I usually adjust for the exchange rate variations. As for the chanfe in working capital, i usually take a multi-year average. 7% yield is enough if you believe in 5% growth for 10 years and 3% growth after.
LEVE3 has generated 240 mi of cash in 2011 so far.
So we must expect cash generation of about 320 mi for the whole 2011.
Budget capital for the same year estimates about 100 mi in investments.
As a result, FCF will be 220 mi in 2011, a FCF Yield over 12%.
Of course, company is going through a good moment, but the high yield offers a nice safety margin!
What LEVE makes? Does it exports its products? What about the indebtness level?
The earnings are good now, but are not exceptional given the years before 2009.
The margins are increasing despite unfavorable exchange rate trend for the last years.
What bothers me is the low ROE and the competion from imports.

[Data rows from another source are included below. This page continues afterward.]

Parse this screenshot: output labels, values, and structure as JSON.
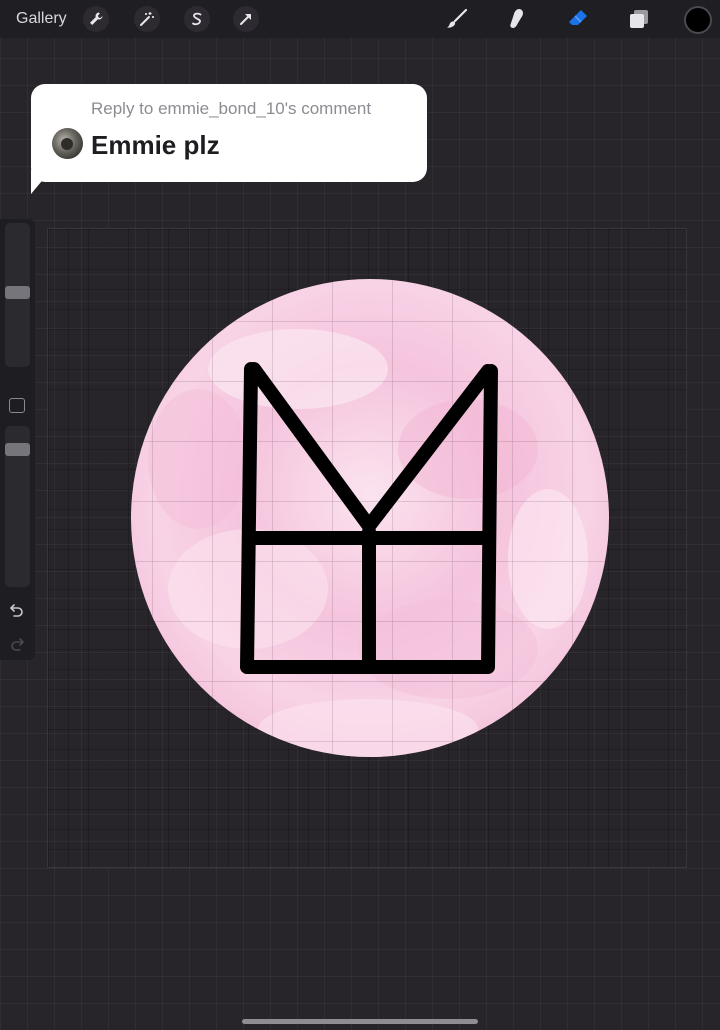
{
  "toolbar": {
    "gallery_label": "Gallery",
    "left_tools": [
      "wrench-icon",
      "magic-wand-icon",
      "selection-icon",
      "transform-arrow-icon"
    ],
    "right_tools": [
      "brush-icon",
      "smudge-icon",
      "eraser-icon",
      "layers-icon"
    ],
    "active_tool": "eraser-icon",
    "accent_color": "#1a73e8",
    "current_color": "#000000"
  },
  "reply": {
    "reply_to": "Reply to emmie_bond_10's comment",
    "text": "Emmie plz"
  },
  "sidebar": {
    "brush_size_level": 0.47,
    "opacity_level": 0.66,
    "icons": [
      "modify-icon",
      "undo-icon",
      "redo-icon"
    ]
  },
  "artwork": {
    "circle_fill": "#f5c8e0",
    "stroke_color": "#000000",
    "description_shapes": [
      "pink-watercolor-circle",
      "monogram-lines"
    ]
  }
}
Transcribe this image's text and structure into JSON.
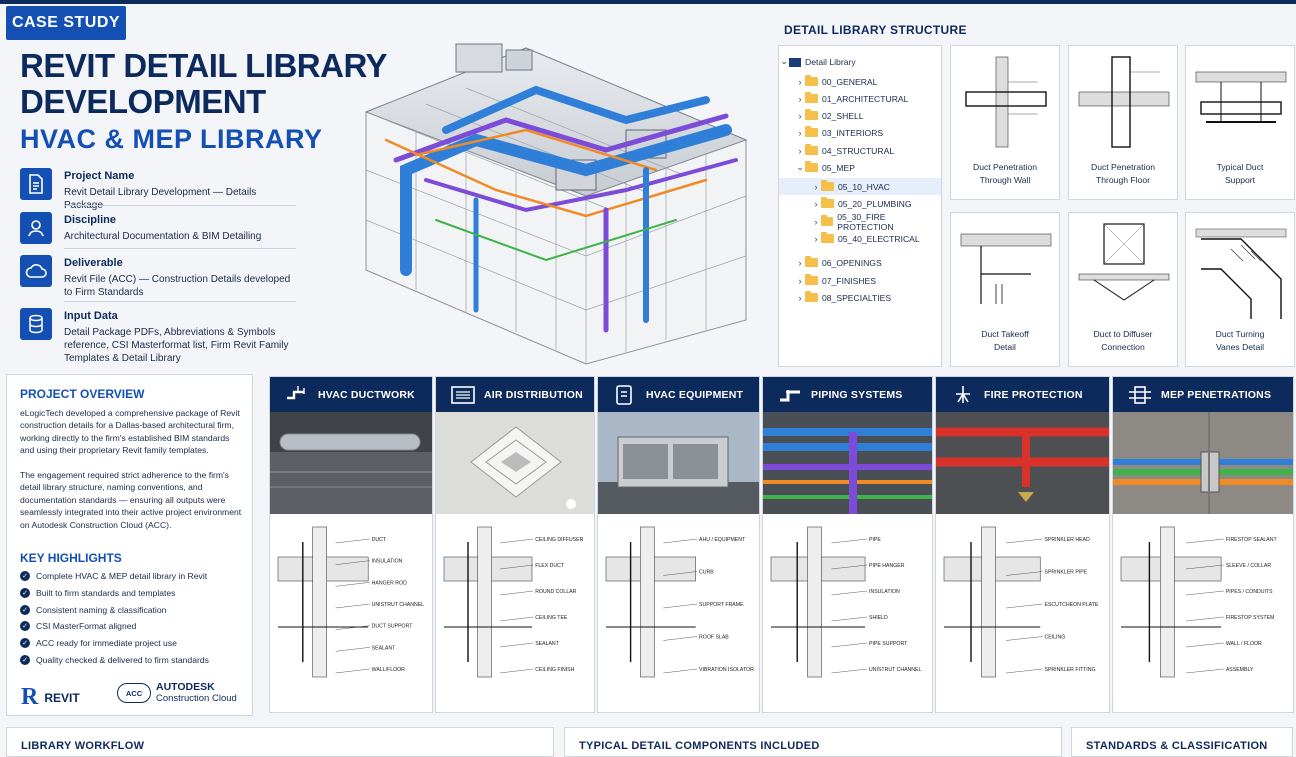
{
  "header": {
    "badge": "CASE STUDY",
    "title_line1": "REVIT DETAIL LIBRARY",
    "title_line2": "DEVELOPMENT",
    "subtitle": "HVAC & MEP LIBRARY"
  },
  "info": [
    {
      "icon": "document-icon",
      "label": "Project Name",
      "value": "Revit Detail Library Development — Details Package"
    },
    {
      "icon": "user-icon",
      "label": "Discipline",
      "value": "Architectural Documentation & BIM Detailing"
    },
    {
      "icon": "cloud-icon",
      "label": "Deliverable",
      "value": "Revit File (ACC) — Construction Details developed to Firm Standards"
    },
    {
      "icon": "database-icon",
      "label": "Input Data",
      "value": "Detail Package PDFs, Abbreviations & Symbols reference, CSI Masterformat list, Firm Revit Family Templates & Detail Library"
    }
  ],
  "library": {
    "title": "DETAIL LIBRARY STRUCTURE",
    "root": "Detail Library",
    "items": [
      {
        "label": "00_GENERAL",
        "level": 1,
        "open": false
      },
      {
        "label": "01_ARCHITECTURAL",
        "level": 1,
        "open": false
      },
      {
        "label": "02_SHELL",
        "level": 1,
        "open": false
      },
      {
        "label": "03_INTERIORS",
        "level": 1,
        "open": false
      },
      {
        "label": "04_STRUCTURAL",
        "level": 1,
        "open": false
      },
      {
        "label": "05_MEP",
        "level": 1,
        "open": true
      },
      {
        "label": "05_10_HVAC",
        "level": 2,
        "open": false,
        "selected": true
      },
      {
        "label": "05_20_PLUMBING",
        "level": 2,
        "open": false
      },
      {
        "label": "05_30_FIRE PROTECTION",
        "level": 2,
        "open": false
      },
      {
        "label": "05_40_ELECTRICAL",
        "level": 2,
        "open": false
      },
      {
        "label": "06_OPENINGS",
        "level": 1,
        "open": false
      },
      {
        "label": "07_FINISHES",
        "level": 1,
        "open": false
      },
      {
        "label": "08_SPECIALTIES",
        "level": 1,
        "open": false
      }
    ],
    "details": [
      {
        "line1": "Duct Penetration",
        "line2": "Through Wall"
      },
      {
        "line1": "Duct Penetration",
        "line2": "Through Floor"
      },
      {
        "line1": "Typical Duct",
        "line2": "Support"
      },
      {
        "line1": "Duct Takeoff",
        "line2": "Detail"
      },
      {
        "line1": "Duct to Diffuser",
        "line2": "Connection"
      },
      {
        "line1": "Duct Turning",
        "line2": "Vanes Detail"
      }
    ]
  },
  "overview": {
    "title": "PROJECT OVERVIEW",
    "para1": "eLogicTech developed a comprehensive package of Revit construction details for a Dallas-based architectural firm, working directly to the firm's established BIM standards and using their proprietary Revit family templates.",
    "para2": "The engagement required strict adherence to the firm's detail library structure, naming conventions, and documentation standards — ensuring all outputs were seamlessly integrated into their active project environment on Autodesk Construction Cloud (ACC).",
    "highlights_title": "KEY HIGHLIGHTS",
    "highlights": [
      "Complete HVAC & MEP detail library in Revit",
      "Built to firm standards and templates",
      "Consistent naming & classification",
      "CSI MasterFormat aligned",
      "ACC ready for immediate project use",
      "Quality checked & delivered to firm standards"
    ],
    "revit_logo": "REVIT",
    "acc_badge": "ACC",
    "autodesk_line1": "AUTODESK",
    "autodesk_line2": "Construction Cloud"
  },
  "categories": [
    {
      "title": "HVAC DUCTWORK",
      "icon": "duct-icon",
      "labels": [
        "DUCT",
        "INSULATION",
        "HANGER ROD",
        "UNISTRUT CHANNEL",
        "DUCT SUPPORT",
        "SEALANT",
        "WALL/FLOOR"
      ]
    },
    {
      "title": "AIR DISTRIBUTION",
      "icon": "diffuser-icon",
      "labels": [
        "CEILING DIFFUSER",
        "FLEX DUCT",
        "ROUND COLLAR",
        "CEILING TEE",
        "SEALANT",
        "CEILING FINISH"
      ]
    },
    {
      "title": "HVAC EQUIPMENT",
      "icon": "equipment-icon",
      "labels": [
        "AHU / EQUIPMENT",
        "CURB",
        "SUPPORT FRAME",
        "ROOF SLAB",
        "VIBRATION ISOLATOR"
      ]
    },
    {
      "title": "PIPING SYSTEMS",
      "icon": "pipe-icon",
      "labels": [
        "PIPE",
        "PIPE HANGER",
        "INSULATION",
        "SHIELD",
        "PIPE SUPPORT",
        "UNISTRUT CHANNEL"
      ]
    },
    {
      "title": "FIRE PROTECTION",
      "icon": "sprinkler-icon",
      "labels": [
        "SPRINKLER HEAD",
        "SPRINKLER PIPE",
        "ESCUTCHEON PLATE",
        "CEILING",
        "SPRINKLER FITTING"
      ]
    },
    {
      "title": "MEP PENETRATIONS",
      "icon": "penetration-icon",
      "labels": [
        "FIRESTOP SEALANT",
        "SLEEVE / COLLAR",
        "PIPES / CONDUITS",
        "FIRESTOP SYSTEM",
        "WALL / FLOOR",
        "ASSEMBLY"
      ]
    }
  ],
  "bottom": {
    "workflow": "LIBRARY WORKFLOW",
    "components": "TYPICAL DETAIL COMPONENTS INCLUDED",
    "standards": "STANDARDS & CLASSIFICATION"
  },
  "colors": {
    "navy": "#0d2a5c",
    "blue": "#1450b4",
    "pipe_blue": "#2f7fd8",
    "pipe_purple": "#7c4bd8",
    "pipe_orange": "#f08a24",
    "fire_red": "#d8322a"
  }
}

Maybe SHUL4 is a better bet. Higher growth, similar margins, similar current liquidity, higher ROE (20%). The problem is that the price may be too high now and the higher debt level.
Both SHUL and LEVE have similar EBIT Margin and ROIC. Earnings are higher for SHUL probably because of favorable exchange rates.
But LEVE is bigger and is in "Novo Mercado".
Also, LEVE bought at the ending of 2010 a company of the controller group that makes "anéis de pistões", so earnings now are not directly comparably with the previous ones.